Die Prügelei ereignete sich am 6. Juni vergangenen Jahres, auf der Geburtstagsfeier des Angeklagten, bei der seine Frau sowie sein Bruder und dessen Frau anwesend waren. Man habe sich gestritten – worüber, wird nicht verhandelt. Laut Amtsgericht habe es sich um das „Thema Coronavirus“ gehandelt. Verteidiger Sascha Schnarr korrigierte lediglich, der Angeklagte habe das „anders in Erinnerung“.

Der Anklage zufolge packte der 59-Jährige nach heftigem Wortwechsel seinen Bruder am Hals. Der schlug ihn gegen den Kopf, ging aber dann zu Boden, worauf der Angeklagte sich auf ihn setzte und mit der Faust je einmal auf das rechte und das linke Auge schlug. In diesem Moment griff die Schwägerin ein – die der Angeklagte gegen den Türrahmen stieß, worauf sie stürzte.

Der Bruder erlitt am rechten Auge eine Augapfelprellung, durch die sich die Netzhaut ablöste: Der Mann ist auf dem Auge blind. Zudem bestehe laut ärztlichem Gutachten der Verdacht auf Augapfelschrumpfung, durch die eventuelle ein künstliches Auge nötig werde. Die Schwägerin hatte eine Kopfplatzwunde und Verstauchungen an Fuß- und Handgelenk.

An dem Tag habe er mit seinem Bruder und seiner Frau eine halbe Flasche Wodka getrunken, zudem jeder der Brüder ein Bier, antwortete der Landsberger auf die Nachfragen von Richterin Katrin Prechtel. Er habe sich nicht betrunken gefühlt, habe keine Alkoholprobleme und sei generell kein aggressiver Mensch. Sein Bruder war als Zeuge geladen, hatte aber um Entbindung gebeten, so Prechtel. Er wolle „mit der Sache abschließen“. Seit dem Vorfall haben die Brüder keinen Kontakt mehr.

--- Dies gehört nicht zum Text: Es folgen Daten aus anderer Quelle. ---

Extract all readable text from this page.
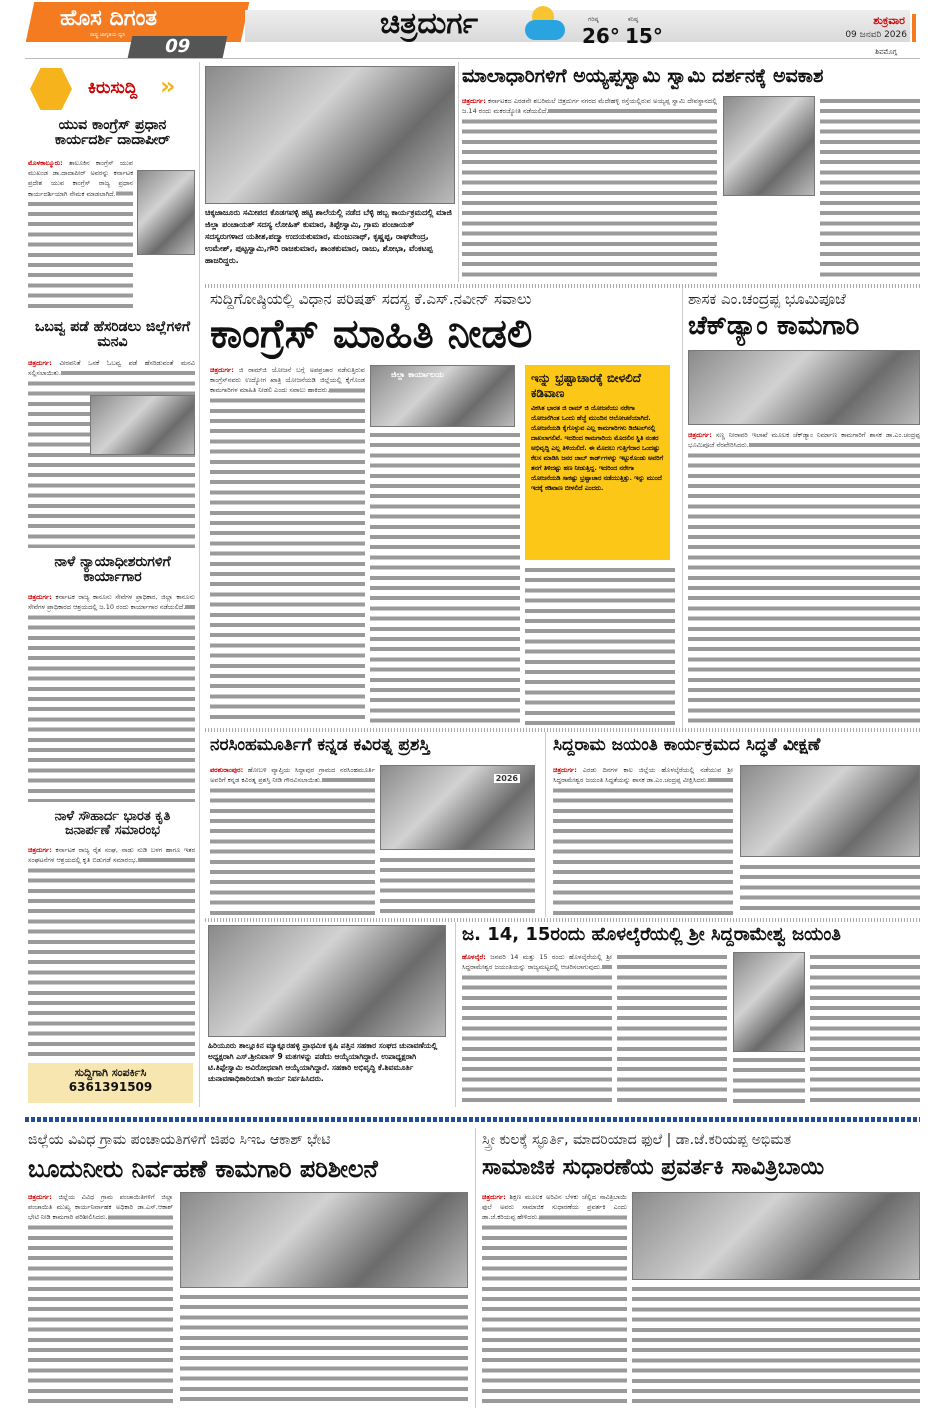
ಹೊಸ ದಿಗಂತ
ರಾಷ್ಟ್ರ ಜಾಗೃತಿಯ ಧ್ವನಿ
09
ಚಿತ್ರದುರ್ಗ	ಗರಿಷ್ಠ
26°
ಕನಿಷ್ಠ
15°
ಶುಕ್ರವಾರ
09 ಜನವರಿ 2026
ಶಿವಮೊಗ್ಗ
ಕಿರುಸುದ್ದಿ »
ಯುವ ಕಾಂಗ್ರೆಸ್ ಪ್ರಧಾನ ಕಾರ್ಯದರ್ಶಿ ದಾದಾಪೀರ್
ಮೊಳಕಾಲ್ಮೂರು: ತಾಲೂಕಿನ ಕಾಂಗ್ರೆಸ್ ಯುವ ಮುಖಂಡ ಡಾ.ದಾದಾಪೀರ್ ಅವರನ್ನು ಕರ್ನಾಟಕ ಪ್ರದೇಶ ಯುವ ಕಾಂಗ್ರೆಸ್ ರಾಜ್ಯ ಪ್ರಧಾನ ಕಾರ್ಯದರ್ಶಿಯಾಗಿ ನೇಮಕ ಮಾಡಲಾಗಿದೆ.
ಒಬವ್ವ ಪಡೆ ಹೆಸರಿಡಲು ಜಿಲ್ಲೆಗಳಿಗೆ ಮನವಿ
ಚಿತ್ರದುರ್ಗ: ವೀರವನಿತೆ ಒನಕೆ ಓಬವ್ವ ಪಡೆ ಹೆಸರಿಡುವಂತೆ ಮನವಿ ಸಲ್ಲಿಸಲಾಯಿತು.
ನಾಳೆ ನ್ಯಾಯಾಧೀಶರುಗಳಿಗೆ ಕಾರ್ಯಾಗಾರ
ಚಿತ್ರದುರ್ಗ: ಕರ್ನಾಟಕ ರಾಜ್ಯ ಕಾನೂನು ಸೇವೆಗಳ ಪ್ರಾಧಿಕಾರ, ಜಿಲ್ಲಾ ಕಾನೂನು ಸೇವೆಗಳ ಪ್ರಾಧಿಕಾರದ ಆಶ್ರಯದಲ್ಲಿ ಜ.10 ರಂದು ಕಾರ್ಯಾಗಾರ ನಡೆಯಲಿದೆ.
ನಾಳೆ ಸೌಹಾರ್ದ ಭಾರತ ಕೃತಿ ಜನಾರ್ಪಣೆ ಸಮಾರಂಭ
ಚಿತ್ರದುರ್ಗ: ಕರ್ನಾಟಕ ರಾಜ್ಯ ರೈತ ಸಂಘ, ನಾಡು ನುಡಿ ಬಳಗ ಹಾಗೂ ಇತರ ಸಂಘಟನೆಗಳ ಆಶ್ರಯದಲ್ಲಿ ಕೃತಿ ಬಿಡುಗಡೆ ಸಮಾರಂಭ.
ಸುದ್ದಿಗಾಗಿ ಸಂಪರ್ಕಿಸಿ
6361391509
ಚಿಕ್ಕಜಾಜೂರು ಸಮೀಪದ ಕೊಡಗವಳ್ಳಿ ಹಟ್ಟಿ ಶಾಲೆಯಲ್ಲಿ ನಡೆದ ಬೆಳ್ಳಿ ಹಬ್ಬ ಕಾರ್ಯಕ್ರಮದಲ್ಲಿ ಮಾಜಿ ಜಿಲ್ಲಾ ಪಂಚಾಯತ್ ಸದಸ್ಯ ಲೋಹಿತ್ ಕುಮಾರ, ತಿಪ್ಪೇಸ್ವಾಮಿ, ಗ್ರಾಮ ಪಂಚಾಯತ್ ಸದಸ್ಯರುಗಳಾದ ಯತೀಶ,ಪದ್ಮಾ ಉದಯಕುಮಾರ, ಮಂಜುನಾಥ್, ಕೃಷ್ಣಪ್ಪ, ರಾಘವೇಂದ್ರ, ಉಮೇಶ್, ಪುಟ್ಟಸ್ವಾಮಿ,ಗೌರಿ ರಾಜಕುಮಾರ, ಶಾಂತಕುಮಾರ, ರಾಜು, ಶೋಭಾ, ವೆಂಕಟಪ್ಪ ಹಾಜರಿದ್ದರು.
ಮಾಲಾಧಾರಿಗಳಿಗೆ ಅಯ್ಯಪ್ಪಸ್ವಾಮಿ ಸ್ವಾಮಿ ದರ್ಶನಕ್ಕೆ ಅವಕಾಶ
ಚಿತ್ರದುರ್ಗ: ಕರ್ನಾಟಕದ ಎರಡನೇ ಶಬರಿಮಲೆ ಚಿತ್ರದುರ್ಗ ನಗರದ ಮೆದೇಹಳ್ಳಿ ರಸ್ತೆಯಲ್ಲಿರುವ ಅಯ್ಯಪ್ಪ ಸ್ವಾಮಿ ದೇವಸ್ಥಾನದಲ್ಲಿ ಜ.14 ರಂದು ಮಕರಜ್ಯೋತಿ ನಡೆಯಲಿದೆ.
ಸುದ್ದಿಗೋಷ್ಠಿಯಲ್ಲಿ ವಿಧಾನ ಪರಿಷತ್ ಸದಸ್ಯ ಕೆ.ಎಸ್.ನವೀನ್ ಸವಾಲು
ಕಾಂಗ್ರೆಸ್ ಮಾಹಿತಿ ನೀಡಲಿ
ಚಿತ್ರದುರ್ಗ: ಜಿ ರಾಮ್‌ಜಿ ಯೋಜನೆ ಬಗ್ಗೆ ಅಪಪ್ರಚಾರ ನಡೆಸುತ್ತಿರುವ ಕಾಂಗ್ರೆಸ್‌ನವರು ಉದ್ಯೋಗ ಖಾತ್ರಿ ಯೋಜನೆಯಡಿ ಜಿಲ್ಲೆಯಲ್ಲಿ ಕೈಗೊಂಡ ಕಾಮಗಾರಿಗಳ ಮಾಹಿತಿ ನೀಡಲಿ ಎಂದು ಸವಾಲು ಹಾಕಿದರು.
ಜಿಲ್ಲಾ ಕಾರ್ಯಾಲಯ	ಇನ್ನು ಭ್ರಷ್ಟಾಚಾರಕ್ಕೆ ಬೀಳಲಿದೆ ಕಡಿವಾಣ
ವಿಕಸಿತ ಭಾರತ ಜಿ ರಾಮ್ ಜಿ ಯೋಜನೆಯು ನರೇಗಾ ಯೋಜನೆಗಿಂತ ಒಂದು ಹೆಜ್ಜೆ ಮುಂದಿನ ಆಲೋಚನೆಯಾಗಿದೆ. ಯೋಜನೆಯಡಿ ಕೈಗೊಳ್ಳುವ ಎಲ್ಲ ಕಾಮಗಾರಿಗಳು ಡಿಜಿಟಲ್‌ನಲ್ಲಿ ದಾಖಲಾಗಲಿವೆ. ಇದರಿಂದ ಕಾಮಗಾರಿಯ ಮೊದಲಿನ ಸ್ಥಿತಿ ನಂತರ ಅಭಿವೃದ್ಧಿ ಎಲ್ಲ ತಿಳಿಯಲಿದೆ. ಈ ಮೊದಲು ಗುತ್ತಿಗೆದಾರ ಒಂದಷ್ಟು ಕೆಲಸ ಮಾಡಿಸಿ ಜನರ ಜಾಬ್ ಕಾರ್ಡ್‌ಗಳನ್ನು ಇಟ್ಟುಕೊಂಡು ಅವರಿಗೆ ತನಗೆ ತಿಳಿದಷ್ಟು ಹಣ ನೀಡುತ್ತಿದ್ದ. ಇದರಿಂದ ನರೇಗಾ ಯೋಜನೆಯಡಿ ಸಾಕಷ್ಟು ಭ್ರಷ್ಟಾಚಾರ ನಡೆಯುತ್ತಿತ್ತು. ಇನ್ನು ಮುಂದೆ ಇದಕ್ಕೆ ಕಡಿವಾಣ ಬೀಳಲಿದೆ ಎಂದರು.
ಶಾಸಕ ಎಂ.ಚಂದ್ರಪ್ಪ ಭೂಮಿಪೂಜೆ
ಚೆಕ್‌ಡ್ಯಾಂ ಕಾಮಗಾರಿ
ಚಿತ್ರದುರ್ಗ: ಸಣ್ಣ ನೀರಾವರಿ ಇಲಾಖೆ ಮೂಲಕ ಚೆಕ್‌ಡ್ಯಾಂ ನಿರ್ಮಾಣ ಕಾಮಗಾರಿಗೆ ಶಾಸಕ ಡಾ.ಎಂ.ಚಂದ್ರಪ್ಪ ಭೂಮಿಪೂಜೆ ನೆರವೇರಿಸಿದರು.
ನರಸಿಂಹಮೂರ್ತಿಗೆ ಕನ್ನಡ ಕವಿರತ್ನ ಪ್ರಶಸ್ತಿ
ಪರಶುರಾಂಪುರ: ಹೋಬಳಿ ವ್ಯಾಪ್ತಿಯ ಸಿದ್ದಾಪುರ ಗ್ರಾಮದ ನರಸಿಂಹಮೂರ್ತಿ ಅವರಿಗೆ ಕನ್ನಡ ಕವಿರತ್ನ ಪ್ರಶಸ್ತಿ ನೀಡಿ ಗೌರವಿಸಲಾಯಿತು.	2026
ಸಿದ್ದರಾಮ ಜಯಂತಿ ಕಾರ್ಯಕ್ರಮದ ಸಿದ್ಧತೆ ವೀಕ್ಷಣೆ
ಚಿತ್ರದುರ್ಗ: ಎರಡು ದಿನಗಳ ಕಾಲ ಜಿಲ್ಲೆಯ ಹೊಳಲ್ಕೆರೆಯಲ್ಲಿ ನಡೆಯುವ ಶ್ರೀ ಸಿದ್ಧರಾಮೇಶ್ವರ ಜಯಂತಿ ಸಿದ್ಧತೆಯನ್ನು ಶಾಸಕ ಡಾ.ಎಂ.ಚಂದ್ರಪ್ಪ ವೀಕ್ಷಿಸಿದರು.
ಹಿರಿಯೂರು ತಾಲ್ಲೂಕಿನ ಮ್ಯಾಕ್ಲೂರಹಳ್ಳಿ ಪ್ರಾಥಮಿಕ ಕೃಷಿ ಪತ್ತಿನ ಸಹಕಾರ ಸಂಘದ ಚುನಾವಣೆಯಲ್ಲಿ ಅಧ್ಯಕ್ಷರಾಗಿ ಎಸ್.ಶ್ರೀನಿವಾಸ್ 9 ಮತಗಳನ್ನು ಪಡೆದು ಆಯ್ಕೆಯಾಗಿದ್ದಾರೆ. ಉಪಾಧ್ಯಕ್ಷರಾಗಿ ಟಿ.ತಿಪ್ಪೇಸ್ವಾಮಿ ಅವಿರೋಧವಾಗಿ ಆಯ್ಕೆಯಾಗಿದ್ದಾರೆ. ಸಹಕಾರಿ ಅಭಿವೃದ್ಧಿ ಕೆ.ಶಿವಮೂರ್ತಿ ಚುನಾವಣಾಧಿಕಾರಿಯಾಗಿ ಕಾರ್ಯ ನಿರ್ವಹಿಸಿದರು.
ಜ. 14, 15ರಂದು ಹೊಳಲ್ಕೆರೆಯಲ್ಲಿ ಶ್ರೀ ಸಿದ್ದರಾಮೇಶ್ವ ಜಯಂತಿ
ಹೊಳಲ್ಕೆರೆ: ಜನವರಿ 14 ಮತ್ತು 15 ರಂದು ಹೊಳಲ್ಕೆರೆಯಲ್ಲಿ ಶ್ರೀ ಸಿದ್ಧರಾಮೇಶ್ವರ ಜಯಂತಿಯನ್ನು ರಾಜ್ಯಮಟ್ಟದಲ್ಲಿ ಆಚರಿಸಲಾಗುವುದು.
ಜಿಲ್ಲೆಯ ವಿವಿಧ ಗ್ರಾಮ ಪಂಚಾಯತಿಗಳಿಗೆ ಜಿಪಂ ಸಿಇಒ ಆಕಾಶ್ ಭೇಟಿ
ಬೂದುನೀರು ನಿರ್ವಹಣೆ ಕಾಮಗಾರಿ ಪರಿಶೀಲನೆ
ಚಿತ್ರದುರ್ಗ: ಜಿಲ್ಲೆಯ ವಿವಿಧ ಗ್ರಾಮ ಪಂಚಾಯಿತಿಗಳಿಗೆ ಜಿಲ್ಲಾ ಪಂಚಾಯಿತಿ ಮುಖ್ಯ ಕಾರ್ಯನಿರ್ವಾಹಕ ಅಧಿಕಾರಿ ಡಾ.ಎಸ್.ಆಕಾಶ್ ಭೇಟಿ ನೀಡಿ ಕಾಮಗಾರಿ ಪರಿಶೀಲಿಸಿದರು.
ಸ್ತ್ರೀ ಕುಲಕ್ಕೆ ಸ್ಫೂರ್ತಿ, ಮಾದರಿಯಾದ ಫುಲೆ | ಡಾ.ಜೆ.ಕರಿಯಪ್ಪ ಅಭಿಮತ
ಸಾಮಾಜಿಕ ಸುಧಾರಣೆಯ ಪ್ರವರ್ತಕಿ ಸಾವಿತ್ರಿಬಾಯಿ
ಚಿತ್ರದುರ್ಗ: ಶಿಕ್ಷಣ ಮೂಲಕ ಅರಿವಿನ ಬೆಳಕು ಚೆಲ್ಲಿದ ಸಾವಿತ್ರಿಬಾಯಿ ಫುಲೆ ಅವರು ಸಾಮಾಜಿಕ ಸುಧಾರಣೆಯ ಪ್ರವರ್ತಕಿ ಎಂದು ಡಾ.ಜೆ.ಕರಿಯಪ್ಪ ಹೇಳಿದರು.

Vor der Gerichtsverhandlung sei es bereits zu einem Täter-Opfer-Ausgleich (TOA) gekommen, informierte Schnarr. Der Angeklagte habe dem Bruder 35.000 Euro Schmerzensgeld gezahlt, zudem die Anwalt- und Gutachterkosten, obwohl Letztere nicht im TOA vereinbart wurden. Auch der Schwägerin habe er, in Absprache mit deren Anwältin, Schmerzensgeld in Höhe von 1.000 Euro gezahlt, zuzüglich der Kosten für Medikamente.

Staatsanwältin Thunser setzte eine Freiheitsstrafe von einem Jahr und acht Monate auf Bewährung an, zudem eine Auflage von 5.000 Euro an den Bayerischen Blinden- und Sehbe­hindertenbund. Die Auflage sei niedrig, da dem Angeklagten noch Regressforderungen drohten. Strafmildernd seien der TOA, das Geständnis und dass der Angeklagte nicht vorbestraft sei. Dennoch sehe sie einen „Gewaltexzess“.

Schnarr beantragte eine Freiheitsstrafe von einem Jahr und sechs Monaten auf Bewährung sowie 3.000 Euro Geldauflage: Der Angeklagte habe ja bereits insgesamt rund 45.000 Euro an die Geschädigten gezahlt. Zudem sei dessen monatliche Belastung aufgrund von Schulden im Bezug zum Einkommen hoch, eine Regressforderung sei ebenfalls zu erwarten.

Prechtel folgte Schnarr, senkte die Auflage wegen zu erwartender Regressforderungen aber nochmals auf 2.000 Euro. Der Angeklagte habe sich reumütig gezeigt und nicht versucht, die Tat zu rechtfertigen.